Disaster Recovery and Redevelopment Planning
The Georgia Coastal Management Program of the Department of Natural Resources has spearheaded this project since its inception in 2010. Because Georgia has a Coastal Management Program, the state is eligible to receive National Oceanic and Atmospheric Administration Coastal Zone Management Act funding to support these activities. The GCMP is focused on providing assistance and technical support to local governments on a variety of topics including Coastal Hazards. These relationships allow for a dynamic and focused mission.
The goal of this project is to strengthen the disaster resiliency of Georgia’s Coastal Region through implementation of the Federal Emergency Management Agency’s (FEMA) National Disaster Recovery Framework (NDRF). The NDRF supports a complex and integrated framework of resilience activities that can be uniquely served by multi-level partnerships. In 2011, when FEMA released the NDRF there was no financial assistance to accompany the guide.
Rebuilding a community after a catastrophic disaster or major storm event, such as Hurricane Irma, is a monumental undertaking. The most effective way to accomplish holistic post-disaster recovery and redevelopment is to be prepared before a disaster strikes. Developing a Disaster Recovery and Redevelopment Plan (DRRP) requires envisioning the potential obstacles to reconstructing a community in a compressed timeline and not just reconstructing what was there, but redeveloping a more sustainable an disaster-resilient community.
The purpose of a recovery and redevelopment plan should be to guide the post-disaster recovery and redevelopment process in a manner consistent with local plans, mitigation strategies, emergency management plans, or other relevant codes or planning initiatives. Each of the categories of existing plans or policies will have an impact on post-disaster recovery and redevelopment procedures.
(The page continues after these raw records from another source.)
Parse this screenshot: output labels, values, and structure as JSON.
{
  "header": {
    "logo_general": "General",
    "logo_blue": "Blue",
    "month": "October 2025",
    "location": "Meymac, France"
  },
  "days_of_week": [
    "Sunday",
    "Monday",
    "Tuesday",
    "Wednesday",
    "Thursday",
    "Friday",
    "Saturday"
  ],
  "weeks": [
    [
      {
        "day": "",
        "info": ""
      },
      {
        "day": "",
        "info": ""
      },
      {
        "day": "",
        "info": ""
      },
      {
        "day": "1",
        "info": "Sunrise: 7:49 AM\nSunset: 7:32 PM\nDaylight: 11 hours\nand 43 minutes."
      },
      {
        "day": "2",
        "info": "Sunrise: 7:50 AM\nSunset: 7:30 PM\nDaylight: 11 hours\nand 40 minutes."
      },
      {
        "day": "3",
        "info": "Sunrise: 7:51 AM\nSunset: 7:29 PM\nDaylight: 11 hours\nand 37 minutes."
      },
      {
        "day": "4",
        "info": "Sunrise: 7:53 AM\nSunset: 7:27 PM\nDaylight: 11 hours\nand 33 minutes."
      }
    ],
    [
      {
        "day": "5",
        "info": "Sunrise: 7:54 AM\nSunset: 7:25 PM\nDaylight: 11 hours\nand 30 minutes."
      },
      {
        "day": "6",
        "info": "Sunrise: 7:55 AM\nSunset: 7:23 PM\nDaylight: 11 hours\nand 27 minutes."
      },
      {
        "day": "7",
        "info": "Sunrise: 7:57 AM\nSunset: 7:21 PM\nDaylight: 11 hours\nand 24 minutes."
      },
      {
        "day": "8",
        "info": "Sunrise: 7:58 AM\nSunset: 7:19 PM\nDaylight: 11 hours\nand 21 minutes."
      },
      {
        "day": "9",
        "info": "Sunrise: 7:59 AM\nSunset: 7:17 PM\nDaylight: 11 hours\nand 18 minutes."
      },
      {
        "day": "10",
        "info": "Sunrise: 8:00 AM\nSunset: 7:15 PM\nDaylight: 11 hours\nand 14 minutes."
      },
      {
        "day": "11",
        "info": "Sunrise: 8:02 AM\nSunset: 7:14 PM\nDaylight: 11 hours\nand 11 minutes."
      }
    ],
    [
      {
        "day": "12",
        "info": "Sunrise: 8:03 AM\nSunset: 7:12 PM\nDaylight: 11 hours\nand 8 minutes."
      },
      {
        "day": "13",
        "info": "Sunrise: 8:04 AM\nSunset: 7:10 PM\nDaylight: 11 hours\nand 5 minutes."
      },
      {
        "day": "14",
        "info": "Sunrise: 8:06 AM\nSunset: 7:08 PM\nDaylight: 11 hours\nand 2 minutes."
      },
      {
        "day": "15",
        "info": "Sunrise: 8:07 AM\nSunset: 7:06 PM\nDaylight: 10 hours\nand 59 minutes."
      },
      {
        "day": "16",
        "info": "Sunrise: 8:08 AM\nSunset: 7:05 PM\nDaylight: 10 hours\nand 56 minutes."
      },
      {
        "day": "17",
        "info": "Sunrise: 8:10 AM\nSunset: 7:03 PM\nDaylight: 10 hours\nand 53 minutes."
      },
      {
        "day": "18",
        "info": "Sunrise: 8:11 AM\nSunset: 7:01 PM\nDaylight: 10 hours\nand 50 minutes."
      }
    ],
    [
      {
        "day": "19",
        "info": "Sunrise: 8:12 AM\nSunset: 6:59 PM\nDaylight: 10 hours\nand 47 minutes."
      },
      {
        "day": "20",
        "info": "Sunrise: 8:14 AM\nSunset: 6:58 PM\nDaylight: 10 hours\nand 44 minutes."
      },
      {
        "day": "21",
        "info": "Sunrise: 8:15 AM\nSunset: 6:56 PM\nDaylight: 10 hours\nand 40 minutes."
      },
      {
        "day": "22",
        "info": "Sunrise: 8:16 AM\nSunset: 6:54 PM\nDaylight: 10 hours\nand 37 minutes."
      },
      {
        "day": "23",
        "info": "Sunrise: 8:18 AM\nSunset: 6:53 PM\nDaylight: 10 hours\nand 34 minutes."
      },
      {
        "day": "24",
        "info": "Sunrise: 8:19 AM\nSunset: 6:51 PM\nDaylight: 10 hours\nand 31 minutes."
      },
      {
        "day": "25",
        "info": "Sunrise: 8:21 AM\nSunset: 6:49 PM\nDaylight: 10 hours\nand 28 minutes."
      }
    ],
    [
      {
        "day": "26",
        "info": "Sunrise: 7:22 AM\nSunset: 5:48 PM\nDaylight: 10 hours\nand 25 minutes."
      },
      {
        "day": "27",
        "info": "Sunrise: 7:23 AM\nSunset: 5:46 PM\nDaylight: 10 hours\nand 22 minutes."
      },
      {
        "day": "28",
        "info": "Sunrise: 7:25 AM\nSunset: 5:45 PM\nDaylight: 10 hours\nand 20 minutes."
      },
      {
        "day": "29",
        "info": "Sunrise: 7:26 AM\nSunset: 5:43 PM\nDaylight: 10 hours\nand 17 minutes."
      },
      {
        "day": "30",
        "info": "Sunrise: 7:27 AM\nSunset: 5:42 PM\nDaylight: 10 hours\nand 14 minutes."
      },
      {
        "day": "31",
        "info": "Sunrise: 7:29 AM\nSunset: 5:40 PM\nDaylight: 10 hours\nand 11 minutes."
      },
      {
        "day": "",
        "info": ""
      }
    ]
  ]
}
Recovery and redevelopment plans can only be successful with input from the local communities for which they are designed. Participation from stakeholders and the general public is vital during plan development as well as during the implementation and plan update phases. Recovery and redevelopment plans outline strategies intended to fulfill the purpose of healing the community after a disaster, which must align with the community’s values and vision. Citizens across the entire community must be engaged in the process of establishing that vision. Each community participating in the Georgia project will and have engaged key stakeholders and ensure their participation through every step of the process. There are two measures of success for this project. The first being the stakeholder participation, which not only gives purpose, but also achieves buy-in and provides ownership. Secondly, when the time comes to implement these plans, communities will be more fully prepared to come back stronger and more resilient.